Hergenhahn and Olson (2005) explain that an organism’s natural reaction in a situation may make it difficult to learn a new response. Using the niche argument, “Bolles argued that an understanding of learning must be accompanied by an understanding of the evolutionary history of the organism” (Hergenhahn and Olson, (2005), p. 427). According this argument, organisms have to learn certain behaviors that they are predispositioned for and not learn others depending on their niche and how they fit in the big picture. This can determine whether the organism is successful or not in adapting to its environment.
Although learning theorist in the various paradigms have attempted to explain learning and its processes, many questions are still unanswered. One of these questions is how does learning vary as a function of maturation? If learning occurs differently in different stages it would be beneficial to conduct research on how maturation affects the learning process. The information yielded from such research could be very beneficial in regards to education. Another unanswered question is how does learning vary as a function of species? If some organisms have the biological ability to learn certain behaviors and some do not, how can research involving different species be beneficial?

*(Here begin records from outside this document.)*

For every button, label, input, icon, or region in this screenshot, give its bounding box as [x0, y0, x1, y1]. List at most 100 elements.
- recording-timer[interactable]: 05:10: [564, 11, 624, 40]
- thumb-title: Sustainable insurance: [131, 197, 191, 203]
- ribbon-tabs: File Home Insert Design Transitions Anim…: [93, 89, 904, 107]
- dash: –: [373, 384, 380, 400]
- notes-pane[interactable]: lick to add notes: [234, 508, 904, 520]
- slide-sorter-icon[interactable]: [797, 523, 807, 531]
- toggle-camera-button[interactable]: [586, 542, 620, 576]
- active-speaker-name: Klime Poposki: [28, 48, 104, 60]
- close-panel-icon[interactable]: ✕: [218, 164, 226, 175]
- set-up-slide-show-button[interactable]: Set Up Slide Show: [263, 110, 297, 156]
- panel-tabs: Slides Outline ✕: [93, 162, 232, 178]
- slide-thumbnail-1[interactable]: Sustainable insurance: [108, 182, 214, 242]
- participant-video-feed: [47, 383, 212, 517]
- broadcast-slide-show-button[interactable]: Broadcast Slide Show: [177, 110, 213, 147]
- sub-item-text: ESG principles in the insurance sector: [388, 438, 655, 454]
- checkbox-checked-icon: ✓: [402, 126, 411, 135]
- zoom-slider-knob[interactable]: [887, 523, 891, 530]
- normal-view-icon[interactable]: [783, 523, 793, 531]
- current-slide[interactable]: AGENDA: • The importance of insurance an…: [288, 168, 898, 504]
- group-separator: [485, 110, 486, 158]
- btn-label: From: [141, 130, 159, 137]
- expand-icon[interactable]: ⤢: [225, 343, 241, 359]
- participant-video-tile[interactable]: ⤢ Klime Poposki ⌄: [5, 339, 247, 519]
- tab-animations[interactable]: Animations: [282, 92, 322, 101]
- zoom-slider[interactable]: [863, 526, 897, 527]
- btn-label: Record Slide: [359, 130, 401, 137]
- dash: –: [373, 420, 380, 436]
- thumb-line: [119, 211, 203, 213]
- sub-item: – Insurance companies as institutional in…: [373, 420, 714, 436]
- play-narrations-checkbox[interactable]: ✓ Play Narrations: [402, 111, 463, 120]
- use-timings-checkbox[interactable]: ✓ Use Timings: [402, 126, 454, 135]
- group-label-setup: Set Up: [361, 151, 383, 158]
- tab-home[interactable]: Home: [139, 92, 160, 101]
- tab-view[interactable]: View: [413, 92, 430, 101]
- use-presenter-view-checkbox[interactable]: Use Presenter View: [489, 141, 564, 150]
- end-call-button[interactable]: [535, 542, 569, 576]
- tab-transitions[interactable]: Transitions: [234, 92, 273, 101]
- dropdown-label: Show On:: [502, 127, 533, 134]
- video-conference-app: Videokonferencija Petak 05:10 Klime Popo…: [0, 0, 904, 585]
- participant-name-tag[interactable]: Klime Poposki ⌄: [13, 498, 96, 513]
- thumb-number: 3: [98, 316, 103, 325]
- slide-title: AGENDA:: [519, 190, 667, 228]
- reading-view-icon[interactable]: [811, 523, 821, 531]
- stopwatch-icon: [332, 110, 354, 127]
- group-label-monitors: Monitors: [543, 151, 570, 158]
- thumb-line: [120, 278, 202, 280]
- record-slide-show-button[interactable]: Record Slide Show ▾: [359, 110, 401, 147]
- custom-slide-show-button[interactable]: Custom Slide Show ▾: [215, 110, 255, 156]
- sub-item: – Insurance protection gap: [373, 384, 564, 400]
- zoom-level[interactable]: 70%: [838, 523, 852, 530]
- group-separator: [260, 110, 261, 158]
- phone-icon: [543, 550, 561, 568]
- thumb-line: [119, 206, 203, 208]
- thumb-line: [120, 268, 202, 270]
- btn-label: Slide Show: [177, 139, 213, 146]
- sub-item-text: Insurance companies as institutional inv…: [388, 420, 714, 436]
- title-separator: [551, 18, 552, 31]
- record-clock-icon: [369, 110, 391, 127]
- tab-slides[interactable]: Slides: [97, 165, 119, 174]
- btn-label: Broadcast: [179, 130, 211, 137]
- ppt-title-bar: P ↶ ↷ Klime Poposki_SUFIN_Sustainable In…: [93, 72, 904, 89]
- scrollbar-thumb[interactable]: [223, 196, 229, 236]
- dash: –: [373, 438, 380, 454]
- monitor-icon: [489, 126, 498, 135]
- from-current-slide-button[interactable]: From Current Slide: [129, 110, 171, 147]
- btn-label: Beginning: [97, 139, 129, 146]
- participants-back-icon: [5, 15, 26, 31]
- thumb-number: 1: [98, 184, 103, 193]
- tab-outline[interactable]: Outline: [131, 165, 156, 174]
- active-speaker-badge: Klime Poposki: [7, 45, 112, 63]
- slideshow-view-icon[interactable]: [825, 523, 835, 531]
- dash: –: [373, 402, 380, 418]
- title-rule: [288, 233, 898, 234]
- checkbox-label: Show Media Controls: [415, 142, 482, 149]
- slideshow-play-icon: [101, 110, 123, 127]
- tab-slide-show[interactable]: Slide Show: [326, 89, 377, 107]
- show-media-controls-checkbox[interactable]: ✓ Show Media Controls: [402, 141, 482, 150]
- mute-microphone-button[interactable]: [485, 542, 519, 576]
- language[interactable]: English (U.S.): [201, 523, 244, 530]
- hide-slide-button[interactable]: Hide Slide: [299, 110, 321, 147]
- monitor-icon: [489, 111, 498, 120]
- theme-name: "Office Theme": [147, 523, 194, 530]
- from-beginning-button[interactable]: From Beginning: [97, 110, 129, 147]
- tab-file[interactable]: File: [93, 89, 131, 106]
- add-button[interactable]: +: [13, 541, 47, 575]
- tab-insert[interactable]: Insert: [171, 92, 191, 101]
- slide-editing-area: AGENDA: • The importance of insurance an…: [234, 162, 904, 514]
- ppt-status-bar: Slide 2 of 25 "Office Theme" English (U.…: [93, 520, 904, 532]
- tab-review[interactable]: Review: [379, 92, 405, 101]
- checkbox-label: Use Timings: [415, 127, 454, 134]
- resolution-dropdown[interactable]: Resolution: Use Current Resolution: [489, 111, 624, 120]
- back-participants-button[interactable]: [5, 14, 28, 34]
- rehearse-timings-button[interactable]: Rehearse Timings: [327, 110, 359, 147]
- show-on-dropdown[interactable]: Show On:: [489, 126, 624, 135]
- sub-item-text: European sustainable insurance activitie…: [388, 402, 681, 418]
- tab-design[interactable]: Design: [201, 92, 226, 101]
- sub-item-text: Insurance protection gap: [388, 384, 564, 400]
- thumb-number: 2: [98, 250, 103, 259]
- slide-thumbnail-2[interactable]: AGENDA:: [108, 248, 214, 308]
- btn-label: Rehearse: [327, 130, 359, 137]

If psychologists want to learn more about the learning process in humans, they should study humans rather than making generalizations across species. Other questions that remain unanswered involve learning and personality characteristics, learning as a function of the total environment, learning and associations, as well as learning and instinctive behavior. It is imperative that more research be conducted in an attempt to answer these questions about learning to give people a greater comprehension of learning. The more knowledge we have about the learning process and what affects it, the better we will be at making learning successful.
Hergenhahn, B.R., & Olson, M. (2005). An Introduction to Theories of Learning. New Jersey: Pearson Education Inc.